Estamos a dos días de que se termine 2016, así que creo que debemos de hacer un recuento de cómo nos fue este año para así saber dónde debemos enfocarnos el año que entra. En ese sentido, parece ser que hay más malas noticias que buenas: los gobiernos corruptos están libres, los líderes que quieren un cambio están en la cárcel, el narcotráfico y la violencia están presentes en todo el país, hay periodistas, ciudadanos en general (niños, jóvenes, adultos) muertos por el narcotráfico, seguimos con una gran inequitativa en la distribución de la riqueza en donde 10 son multimillonarios y la mitad de la población pobre; la educación, principalmente básica, sigue siendo de baja calidad. Todo esto a pesar de las “grandes” reformas estructurales que se supone que traerían beneficios, además de la publicitada reforma educativa. ¿Por qué hemos llegado hasta aquí?
Hay dos respuestas, una son los gobernantes, ya sean estatales o federales, pues parece que no les interesa mejorar las condiciones del país, solo les motiva su interés personal, enriquecerse, tener grandes casas, empresas, más dinero. De hecho, he observado tristemente cómo la alternancia, fuera de ayudar a tener mejores gobernantes, como lo estableció la teoría, es peor, pues parece ser que los políticos saben que pueden perder en las siguientes elecciones y, en lugar de mejorar su gobierno, roban lo que más pueden, pues igual y no regresan al poder, así que ellos y a todo su grupo les permiten enriquecerse a costa del país y de los mexicanos.
La otra respuesta son los ciudadanos, no nos informamos quiénes son los candidatos, y si lo hacemos, solo mediante la televisión, la cual se ha comprobado que está a favor del gobierno y, por lo mismo, trasmite lo que a este le conviene que creamos; luego votamos por quien es “guapo” sin importar su experiencia, sus conocimientos, o quien nos da una ayuda o dinero. Al igual que a los gobernantes, parece ser que tampoco a los ciudadanos nos importa nuestro país y solo nos detenemos en el beneficio individual y por unos días. Pero esta historia no acaba aquí, cuando llegan estos candidatos al poder tampoco les exigimos nada, el dicho “para que nos organizarnos si no pasa nada” nos tiene en el conformismo total, por lo qué los políticos saben que pueden hacer lo que quieran, pues los ciudadanos no se quejarán, no se organizarán, no pedirán su destitución o su encarcelamiento.

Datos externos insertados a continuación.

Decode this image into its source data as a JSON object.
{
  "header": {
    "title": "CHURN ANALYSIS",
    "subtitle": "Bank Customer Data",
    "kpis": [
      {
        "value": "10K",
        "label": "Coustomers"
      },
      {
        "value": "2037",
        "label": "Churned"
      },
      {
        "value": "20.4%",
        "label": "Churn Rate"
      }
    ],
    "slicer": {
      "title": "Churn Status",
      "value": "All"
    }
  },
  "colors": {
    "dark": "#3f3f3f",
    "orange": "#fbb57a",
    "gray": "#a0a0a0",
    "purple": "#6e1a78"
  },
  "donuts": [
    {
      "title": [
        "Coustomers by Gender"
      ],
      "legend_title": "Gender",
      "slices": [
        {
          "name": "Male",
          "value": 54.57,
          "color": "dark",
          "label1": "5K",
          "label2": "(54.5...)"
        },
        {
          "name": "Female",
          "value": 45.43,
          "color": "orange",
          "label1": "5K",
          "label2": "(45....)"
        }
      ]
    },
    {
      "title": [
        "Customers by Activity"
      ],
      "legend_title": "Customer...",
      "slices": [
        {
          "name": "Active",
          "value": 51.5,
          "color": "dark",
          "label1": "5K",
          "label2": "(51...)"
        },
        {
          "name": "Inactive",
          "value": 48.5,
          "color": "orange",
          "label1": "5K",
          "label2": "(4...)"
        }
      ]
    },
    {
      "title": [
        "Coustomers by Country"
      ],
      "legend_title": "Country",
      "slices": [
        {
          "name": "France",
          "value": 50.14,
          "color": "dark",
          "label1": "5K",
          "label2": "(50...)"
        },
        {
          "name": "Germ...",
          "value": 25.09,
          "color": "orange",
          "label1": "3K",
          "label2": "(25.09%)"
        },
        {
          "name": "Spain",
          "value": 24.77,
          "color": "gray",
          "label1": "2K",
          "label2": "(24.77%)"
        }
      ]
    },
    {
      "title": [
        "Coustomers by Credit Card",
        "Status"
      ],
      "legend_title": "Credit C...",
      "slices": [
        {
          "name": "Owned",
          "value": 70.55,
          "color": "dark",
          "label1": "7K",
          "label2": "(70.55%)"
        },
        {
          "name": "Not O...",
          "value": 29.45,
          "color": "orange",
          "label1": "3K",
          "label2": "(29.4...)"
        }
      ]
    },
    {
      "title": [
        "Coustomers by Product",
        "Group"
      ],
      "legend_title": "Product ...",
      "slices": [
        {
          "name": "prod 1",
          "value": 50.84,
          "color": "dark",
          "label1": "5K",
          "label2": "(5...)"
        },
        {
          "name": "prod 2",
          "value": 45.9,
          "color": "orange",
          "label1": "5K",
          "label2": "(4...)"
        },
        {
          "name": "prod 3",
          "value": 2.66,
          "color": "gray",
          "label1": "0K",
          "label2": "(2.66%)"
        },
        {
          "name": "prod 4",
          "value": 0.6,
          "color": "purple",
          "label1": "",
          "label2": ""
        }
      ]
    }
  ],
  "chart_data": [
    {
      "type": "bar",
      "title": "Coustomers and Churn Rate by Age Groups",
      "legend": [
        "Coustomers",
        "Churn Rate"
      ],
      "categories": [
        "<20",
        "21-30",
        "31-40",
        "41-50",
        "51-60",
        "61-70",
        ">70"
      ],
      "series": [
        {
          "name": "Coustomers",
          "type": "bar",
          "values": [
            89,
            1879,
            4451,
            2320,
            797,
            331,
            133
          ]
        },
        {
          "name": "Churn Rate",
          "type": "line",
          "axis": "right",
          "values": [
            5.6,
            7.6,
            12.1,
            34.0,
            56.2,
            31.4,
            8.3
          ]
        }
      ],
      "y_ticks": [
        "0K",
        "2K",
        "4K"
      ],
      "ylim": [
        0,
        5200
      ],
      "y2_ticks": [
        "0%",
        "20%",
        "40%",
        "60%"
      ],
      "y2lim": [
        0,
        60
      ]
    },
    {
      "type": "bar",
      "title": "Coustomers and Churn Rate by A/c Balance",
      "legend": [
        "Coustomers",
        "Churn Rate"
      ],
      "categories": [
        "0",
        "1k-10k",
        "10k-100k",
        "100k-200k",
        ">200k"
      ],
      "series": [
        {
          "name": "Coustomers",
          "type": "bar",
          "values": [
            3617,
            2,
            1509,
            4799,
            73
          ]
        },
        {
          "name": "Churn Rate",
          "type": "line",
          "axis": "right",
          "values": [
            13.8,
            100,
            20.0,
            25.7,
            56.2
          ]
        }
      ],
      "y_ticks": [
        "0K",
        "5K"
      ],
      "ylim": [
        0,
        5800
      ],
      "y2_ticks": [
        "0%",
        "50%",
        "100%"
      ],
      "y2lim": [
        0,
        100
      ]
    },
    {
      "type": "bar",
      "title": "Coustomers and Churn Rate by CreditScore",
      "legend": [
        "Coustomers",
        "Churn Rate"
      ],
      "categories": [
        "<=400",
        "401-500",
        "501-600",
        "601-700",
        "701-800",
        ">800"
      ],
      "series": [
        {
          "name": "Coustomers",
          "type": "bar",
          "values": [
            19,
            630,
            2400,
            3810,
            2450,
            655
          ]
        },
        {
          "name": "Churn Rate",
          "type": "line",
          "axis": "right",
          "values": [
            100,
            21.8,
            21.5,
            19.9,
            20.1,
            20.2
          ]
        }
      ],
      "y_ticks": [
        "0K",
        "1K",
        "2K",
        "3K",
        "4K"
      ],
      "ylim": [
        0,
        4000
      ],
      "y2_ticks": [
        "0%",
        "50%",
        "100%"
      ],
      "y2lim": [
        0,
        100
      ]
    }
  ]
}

Entonces, si seguimos así, nuestra economía y desarrollo irán más a la baja, haciéndonos uno de los países más pobres, con más corrupción, más violencia, mala educación y con un mayor número de pobres en el mundo, me pregunto si a los mexicanos no nos importa a dónde nuestro país está caminando.
Esto no mejorará en 2017, de hecho ya está anunciado que subirá la gasolina y el gas, lo cual encarecerá todo, esto para iniciar el año; por lo mismo, es claro que la pauperización continuará. Así que tenemos desafíos el año que entra, si es que queremos un año mejor y un país con mayor desarrollo.
Termino esta columna no solo deseándoles lo mejor para el año que entra, sino también preguntando ¿qué estamos dispuestos a hacer para mejorar las condiciones de nuestro país? Feliz año 2017.